Question: "Why do future generations have to partake in an enlightened culture? Why do we have to keep going?"



Answer: "Because we're here, so we might as well work our hardest at staying here and trying to learn and understand as much as we can."



Question: "Why are we here?"





Answer: "Maybe that's what we'll learn if we stick around long enough and keep evolving."



"Why do we have to find out why we are here?"



"Just out of extreme curiosity."



"Why be extremely curious about that?"



"It is the ultimate question."



"Why is that the ultimate question?"



"Well, I suppose if it were answered there would be a heck of a lot of other question, so maybe its not the ultimate question."



"So why be extremely curious about why we are here?"



"Because it is a very challenging question, why we are here."



"Why is that a challenging question?"



"Because we have no final answer. Nobody really knows."



"Why does nobody know?"



"Its unknowable. Any answer would beg thousands more questions."

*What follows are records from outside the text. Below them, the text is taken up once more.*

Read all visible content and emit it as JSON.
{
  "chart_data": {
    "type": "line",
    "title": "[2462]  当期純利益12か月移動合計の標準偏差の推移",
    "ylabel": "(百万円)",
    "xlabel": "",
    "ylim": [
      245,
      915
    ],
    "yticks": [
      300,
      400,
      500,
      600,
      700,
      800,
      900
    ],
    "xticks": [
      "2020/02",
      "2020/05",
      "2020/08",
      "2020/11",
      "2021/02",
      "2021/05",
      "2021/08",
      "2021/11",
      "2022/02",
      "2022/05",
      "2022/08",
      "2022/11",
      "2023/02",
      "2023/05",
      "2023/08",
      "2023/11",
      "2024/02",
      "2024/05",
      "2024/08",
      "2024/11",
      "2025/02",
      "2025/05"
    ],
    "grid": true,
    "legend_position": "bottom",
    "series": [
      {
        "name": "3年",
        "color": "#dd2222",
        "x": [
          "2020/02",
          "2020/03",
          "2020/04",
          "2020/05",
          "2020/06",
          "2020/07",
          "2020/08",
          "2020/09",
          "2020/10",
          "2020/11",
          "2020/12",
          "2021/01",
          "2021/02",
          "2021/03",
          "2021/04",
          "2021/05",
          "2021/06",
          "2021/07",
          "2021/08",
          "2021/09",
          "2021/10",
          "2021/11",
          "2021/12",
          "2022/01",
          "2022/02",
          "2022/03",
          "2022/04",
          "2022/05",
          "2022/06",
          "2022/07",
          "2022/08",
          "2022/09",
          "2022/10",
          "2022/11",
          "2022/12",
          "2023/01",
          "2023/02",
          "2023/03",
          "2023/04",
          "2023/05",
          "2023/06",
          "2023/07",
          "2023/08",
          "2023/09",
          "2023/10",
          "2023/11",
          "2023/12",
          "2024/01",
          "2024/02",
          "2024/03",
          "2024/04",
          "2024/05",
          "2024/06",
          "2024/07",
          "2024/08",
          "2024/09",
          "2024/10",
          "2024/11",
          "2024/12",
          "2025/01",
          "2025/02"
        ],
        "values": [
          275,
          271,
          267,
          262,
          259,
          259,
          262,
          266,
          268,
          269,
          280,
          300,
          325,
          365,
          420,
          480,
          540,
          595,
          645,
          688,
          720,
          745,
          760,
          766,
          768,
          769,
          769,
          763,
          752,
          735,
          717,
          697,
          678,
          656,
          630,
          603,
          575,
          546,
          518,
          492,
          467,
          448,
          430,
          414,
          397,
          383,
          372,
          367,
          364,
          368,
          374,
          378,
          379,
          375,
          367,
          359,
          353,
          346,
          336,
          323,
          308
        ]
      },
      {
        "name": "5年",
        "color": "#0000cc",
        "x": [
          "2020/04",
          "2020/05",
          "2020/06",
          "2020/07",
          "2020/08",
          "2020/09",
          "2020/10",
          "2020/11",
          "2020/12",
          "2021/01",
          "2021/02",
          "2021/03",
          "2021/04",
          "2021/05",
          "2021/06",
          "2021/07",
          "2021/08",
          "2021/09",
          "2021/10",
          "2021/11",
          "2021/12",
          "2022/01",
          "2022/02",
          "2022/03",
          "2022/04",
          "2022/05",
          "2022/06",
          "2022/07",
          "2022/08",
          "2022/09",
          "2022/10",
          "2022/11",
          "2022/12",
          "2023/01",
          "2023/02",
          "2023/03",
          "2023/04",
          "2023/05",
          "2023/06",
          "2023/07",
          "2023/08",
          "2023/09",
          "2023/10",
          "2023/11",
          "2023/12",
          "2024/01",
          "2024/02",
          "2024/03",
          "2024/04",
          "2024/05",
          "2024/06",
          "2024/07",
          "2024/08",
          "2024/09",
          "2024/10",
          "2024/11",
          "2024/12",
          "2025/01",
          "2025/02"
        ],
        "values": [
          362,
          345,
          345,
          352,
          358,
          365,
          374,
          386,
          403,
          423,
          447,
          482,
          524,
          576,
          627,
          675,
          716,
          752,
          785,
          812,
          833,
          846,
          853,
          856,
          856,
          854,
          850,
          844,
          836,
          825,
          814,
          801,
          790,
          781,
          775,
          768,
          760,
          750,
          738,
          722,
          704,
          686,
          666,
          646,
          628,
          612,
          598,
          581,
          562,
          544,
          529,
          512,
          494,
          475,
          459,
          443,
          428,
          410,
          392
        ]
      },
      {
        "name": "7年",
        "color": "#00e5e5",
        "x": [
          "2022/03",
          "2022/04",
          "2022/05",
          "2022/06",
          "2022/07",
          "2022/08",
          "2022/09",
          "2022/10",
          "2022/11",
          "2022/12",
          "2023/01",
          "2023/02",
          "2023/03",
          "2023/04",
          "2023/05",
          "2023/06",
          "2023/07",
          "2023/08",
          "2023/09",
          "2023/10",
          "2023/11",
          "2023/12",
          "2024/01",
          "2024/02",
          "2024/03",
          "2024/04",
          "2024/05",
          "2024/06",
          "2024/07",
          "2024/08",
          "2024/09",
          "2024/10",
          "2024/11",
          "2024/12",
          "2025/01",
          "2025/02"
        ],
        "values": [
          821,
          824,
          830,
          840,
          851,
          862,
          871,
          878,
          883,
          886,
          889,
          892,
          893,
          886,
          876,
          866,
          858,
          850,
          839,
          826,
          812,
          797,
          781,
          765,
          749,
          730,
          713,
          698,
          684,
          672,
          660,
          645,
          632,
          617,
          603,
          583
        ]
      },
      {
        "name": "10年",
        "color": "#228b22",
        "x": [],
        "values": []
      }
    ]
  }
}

"Why ask the thousands more questions?"



"We'd just want to know."



"Why?"



"Its our nature, that's all."



"Why is that our nature?"



"Its probably just genetic."



"Why is it genetic?"



"That's how we're made."



"Why are we made that way?"

"Evolution. Chemistry. Physical laws."



"Why evolution, chemistry and physical laws?"



"That's our universe!"



"Why is that our universe?"



"It goes back to the ultimate mystery. I don't know why our universe has physical laws. Its just the way it is."



"Why?"



"I don't know."



"Why don't you know?"



"How could I know that? I don't have the brain power."



"Why not?"



"I don't know."



This type of questioning reveals that the deepest question relates to the existence of the universe and it may be posed as, "Why does the universe exist?" or "Why is the universe the way it is?"

The Why Method may be applied to other questions of life.

Ultimately, there will be no answer to the deepest question, other than existence itself.